Compensation to be awarded in these circumstances is "for forseeable damage arising directly from an unlawful act of discrimination. It follows that an applicant can claim for any pecuniary loss properly attributable to an unlawful act of discrimination" per Lawton LJ in Skyrail Oceanic Ltd v. Coleman [1981] 864, 971.
In this case the act was the cessation of the grievance procedure about which which Ms Dattani knew nothing until the first day of the hearing before this Industrial Tribunal. Her loss was the loss of a chance that this procedure would have ended in a decision that she should be seconded. This chance required assessment and decision. This was not carried out.
Thereafter there was the question of mitigation for that loss.
Thirdly, came damages for injury to feelings.
The calculation made by the Tribunal is contained in paragraph 16 as follows:
"We have unanimously decided that, even taking some failure to mitigate into account, the pecuniary loss attributable to this victimisation, when added to a reasonable compensation for injury to feelings, amounts to more than the maximum of £8,925. We therefore award compensation of £8,925."
Based upon the principle of Meek v. City of Birmingham District Council [1987] IRLR 250. CA, Mr Supperstone argues that it is impossible to understand how the heads of damage have been assessed and what was the method of calculation. It could on certain findings be that the maximum of £8,925 was not exceeded. We find that submission convincing. The assessment in the present case is clearly complicated and differs from the simple approach which was possible in Sharifi v. Strathclyde Regional Council [1992] IRLR 259.

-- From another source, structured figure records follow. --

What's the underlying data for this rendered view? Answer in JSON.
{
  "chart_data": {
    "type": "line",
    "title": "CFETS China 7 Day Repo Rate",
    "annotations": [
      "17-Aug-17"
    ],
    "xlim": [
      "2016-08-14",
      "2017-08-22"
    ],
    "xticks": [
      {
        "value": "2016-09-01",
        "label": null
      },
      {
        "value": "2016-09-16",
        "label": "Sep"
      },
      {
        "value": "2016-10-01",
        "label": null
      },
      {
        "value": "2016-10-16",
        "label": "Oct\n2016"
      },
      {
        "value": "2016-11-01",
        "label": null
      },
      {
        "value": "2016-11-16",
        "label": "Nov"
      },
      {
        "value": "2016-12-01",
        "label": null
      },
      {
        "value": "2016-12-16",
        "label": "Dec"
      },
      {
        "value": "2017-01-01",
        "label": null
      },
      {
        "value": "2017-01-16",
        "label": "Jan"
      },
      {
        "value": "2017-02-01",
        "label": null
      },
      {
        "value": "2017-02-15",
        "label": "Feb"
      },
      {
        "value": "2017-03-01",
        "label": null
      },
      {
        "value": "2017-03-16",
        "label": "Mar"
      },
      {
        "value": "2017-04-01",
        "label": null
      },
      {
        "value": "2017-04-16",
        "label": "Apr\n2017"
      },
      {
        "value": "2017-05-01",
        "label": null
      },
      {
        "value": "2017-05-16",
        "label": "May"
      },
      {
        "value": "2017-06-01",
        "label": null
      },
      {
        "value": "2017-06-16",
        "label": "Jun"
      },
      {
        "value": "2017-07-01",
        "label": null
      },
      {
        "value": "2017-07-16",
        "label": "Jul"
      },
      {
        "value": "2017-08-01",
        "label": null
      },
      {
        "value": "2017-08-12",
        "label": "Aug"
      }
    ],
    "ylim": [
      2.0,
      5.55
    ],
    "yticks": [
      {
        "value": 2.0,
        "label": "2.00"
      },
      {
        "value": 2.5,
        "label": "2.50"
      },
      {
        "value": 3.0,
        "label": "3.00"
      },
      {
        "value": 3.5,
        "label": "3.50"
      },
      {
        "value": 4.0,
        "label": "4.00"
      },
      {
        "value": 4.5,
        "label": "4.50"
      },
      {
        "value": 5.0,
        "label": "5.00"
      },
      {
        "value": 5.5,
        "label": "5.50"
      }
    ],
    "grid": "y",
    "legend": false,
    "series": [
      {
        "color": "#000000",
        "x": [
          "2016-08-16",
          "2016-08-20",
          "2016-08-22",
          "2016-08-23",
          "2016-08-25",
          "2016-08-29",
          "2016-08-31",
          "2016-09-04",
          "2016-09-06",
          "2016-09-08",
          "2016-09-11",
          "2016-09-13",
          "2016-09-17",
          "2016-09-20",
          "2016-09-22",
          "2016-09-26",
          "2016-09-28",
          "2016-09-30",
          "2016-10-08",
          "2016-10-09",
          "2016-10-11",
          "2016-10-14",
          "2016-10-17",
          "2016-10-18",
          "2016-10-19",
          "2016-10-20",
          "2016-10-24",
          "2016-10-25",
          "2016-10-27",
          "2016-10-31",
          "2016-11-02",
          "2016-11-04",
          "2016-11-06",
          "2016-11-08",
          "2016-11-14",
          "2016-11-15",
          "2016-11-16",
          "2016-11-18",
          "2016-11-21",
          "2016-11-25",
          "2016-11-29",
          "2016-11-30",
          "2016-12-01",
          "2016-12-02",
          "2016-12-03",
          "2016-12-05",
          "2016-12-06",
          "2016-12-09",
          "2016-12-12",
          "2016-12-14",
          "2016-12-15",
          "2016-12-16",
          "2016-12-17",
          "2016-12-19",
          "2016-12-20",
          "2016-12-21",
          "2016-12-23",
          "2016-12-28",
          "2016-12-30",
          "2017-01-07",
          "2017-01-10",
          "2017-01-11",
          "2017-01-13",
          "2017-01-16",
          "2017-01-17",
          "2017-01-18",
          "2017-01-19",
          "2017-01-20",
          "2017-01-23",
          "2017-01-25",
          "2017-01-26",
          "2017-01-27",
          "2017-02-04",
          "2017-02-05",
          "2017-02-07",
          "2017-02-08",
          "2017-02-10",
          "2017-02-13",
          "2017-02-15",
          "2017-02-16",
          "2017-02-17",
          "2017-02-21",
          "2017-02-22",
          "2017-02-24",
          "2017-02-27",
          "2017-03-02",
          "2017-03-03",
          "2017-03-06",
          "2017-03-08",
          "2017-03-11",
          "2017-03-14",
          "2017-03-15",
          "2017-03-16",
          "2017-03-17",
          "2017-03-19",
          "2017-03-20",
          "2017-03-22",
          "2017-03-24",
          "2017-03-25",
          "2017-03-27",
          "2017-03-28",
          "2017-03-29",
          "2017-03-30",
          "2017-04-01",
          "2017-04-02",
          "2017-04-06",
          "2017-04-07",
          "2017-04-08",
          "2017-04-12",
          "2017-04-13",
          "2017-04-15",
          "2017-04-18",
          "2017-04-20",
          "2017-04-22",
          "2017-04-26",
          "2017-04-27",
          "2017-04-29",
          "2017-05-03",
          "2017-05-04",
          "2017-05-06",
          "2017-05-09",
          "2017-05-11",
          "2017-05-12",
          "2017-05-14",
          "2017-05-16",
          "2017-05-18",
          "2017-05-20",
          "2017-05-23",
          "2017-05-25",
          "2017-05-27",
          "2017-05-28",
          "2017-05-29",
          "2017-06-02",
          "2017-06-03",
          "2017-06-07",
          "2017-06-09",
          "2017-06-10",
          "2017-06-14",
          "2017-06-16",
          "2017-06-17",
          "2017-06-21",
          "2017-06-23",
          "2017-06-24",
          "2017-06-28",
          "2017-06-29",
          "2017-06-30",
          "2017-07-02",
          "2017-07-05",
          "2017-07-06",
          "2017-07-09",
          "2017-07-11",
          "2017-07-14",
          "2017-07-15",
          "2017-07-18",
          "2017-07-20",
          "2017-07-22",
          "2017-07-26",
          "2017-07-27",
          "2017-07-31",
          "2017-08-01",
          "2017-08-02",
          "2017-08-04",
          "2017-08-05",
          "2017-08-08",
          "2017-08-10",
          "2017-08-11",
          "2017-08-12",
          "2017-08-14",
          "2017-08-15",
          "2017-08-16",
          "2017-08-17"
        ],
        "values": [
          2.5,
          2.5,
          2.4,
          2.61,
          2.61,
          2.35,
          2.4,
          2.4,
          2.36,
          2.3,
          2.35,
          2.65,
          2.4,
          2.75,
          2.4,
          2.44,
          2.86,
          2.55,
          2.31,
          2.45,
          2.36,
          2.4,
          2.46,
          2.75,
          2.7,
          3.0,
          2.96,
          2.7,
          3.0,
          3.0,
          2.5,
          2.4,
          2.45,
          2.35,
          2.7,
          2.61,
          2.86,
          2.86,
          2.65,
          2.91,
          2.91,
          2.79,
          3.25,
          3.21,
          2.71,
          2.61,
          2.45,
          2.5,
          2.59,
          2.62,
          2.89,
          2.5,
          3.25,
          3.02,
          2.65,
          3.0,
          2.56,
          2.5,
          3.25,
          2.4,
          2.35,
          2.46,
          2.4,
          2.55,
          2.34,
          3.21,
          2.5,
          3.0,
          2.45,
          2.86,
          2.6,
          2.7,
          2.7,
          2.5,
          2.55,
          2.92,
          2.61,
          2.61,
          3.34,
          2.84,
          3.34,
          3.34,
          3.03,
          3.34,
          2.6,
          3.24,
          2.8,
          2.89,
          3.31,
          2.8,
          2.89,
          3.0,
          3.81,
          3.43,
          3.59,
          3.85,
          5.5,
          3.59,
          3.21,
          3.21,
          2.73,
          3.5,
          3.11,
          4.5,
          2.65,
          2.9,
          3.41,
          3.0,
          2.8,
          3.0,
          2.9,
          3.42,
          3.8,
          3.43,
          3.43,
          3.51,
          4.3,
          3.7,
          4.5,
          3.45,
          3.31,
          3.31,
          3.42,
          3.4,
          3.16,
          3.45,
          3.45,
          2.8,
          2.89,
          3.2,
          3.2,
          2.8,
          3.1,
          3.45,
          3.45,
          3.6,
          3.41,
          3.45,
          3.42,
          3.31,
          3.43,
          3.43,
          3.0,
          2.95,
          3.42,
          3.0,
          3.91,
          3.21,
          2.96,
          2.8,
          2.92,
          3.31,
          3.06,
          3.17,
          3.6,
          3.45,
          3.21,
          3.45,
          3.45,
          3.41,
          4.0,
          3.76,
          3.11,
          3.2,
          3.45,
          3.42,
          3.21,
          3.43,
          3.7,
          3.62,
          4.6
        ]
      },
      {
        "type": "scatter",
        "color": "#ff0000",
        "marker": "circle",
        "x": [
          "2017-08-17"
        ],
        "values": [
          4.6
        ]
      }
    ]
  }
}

This would be sufficient for the appeal on compensation to be allowed, but it is submitted further that there was no evidence to support two passages in the Compensation decision. The first is where the Tribunal state in paragraph 13,
"In our view the respondents showed themselves to be caring employers. That investigation, we feel, would have been a thorough one. The applicant made it clear to us at the last hearing that she would have been satisfied if she was given a reasonable explanation as to why she was not selected. We feel that the respondents would have counselled her and that there would have bee every chance of their persuading her to remain in their employment and to try for secondment again the following year."
We agree that we can find no evidence to support this latter sentence.
Secondly, Mr Supperstone points to a sentence in paragraph 15 which reads:
"... The fact that the applicant had to wait for some 8 months before being informed that the respondents had not continued with their investigation aggravated the injury rather than the reverse."
There is no finding of "the injury" suffered from the less favourable treatment of which Ms Dattani was unaware until the first day of the hearing. It is submitted that no such injury could therefore be aggravated.
We are satisfied that the compensation issues must be remitted and we will listen to submissions on the appropriate form of order.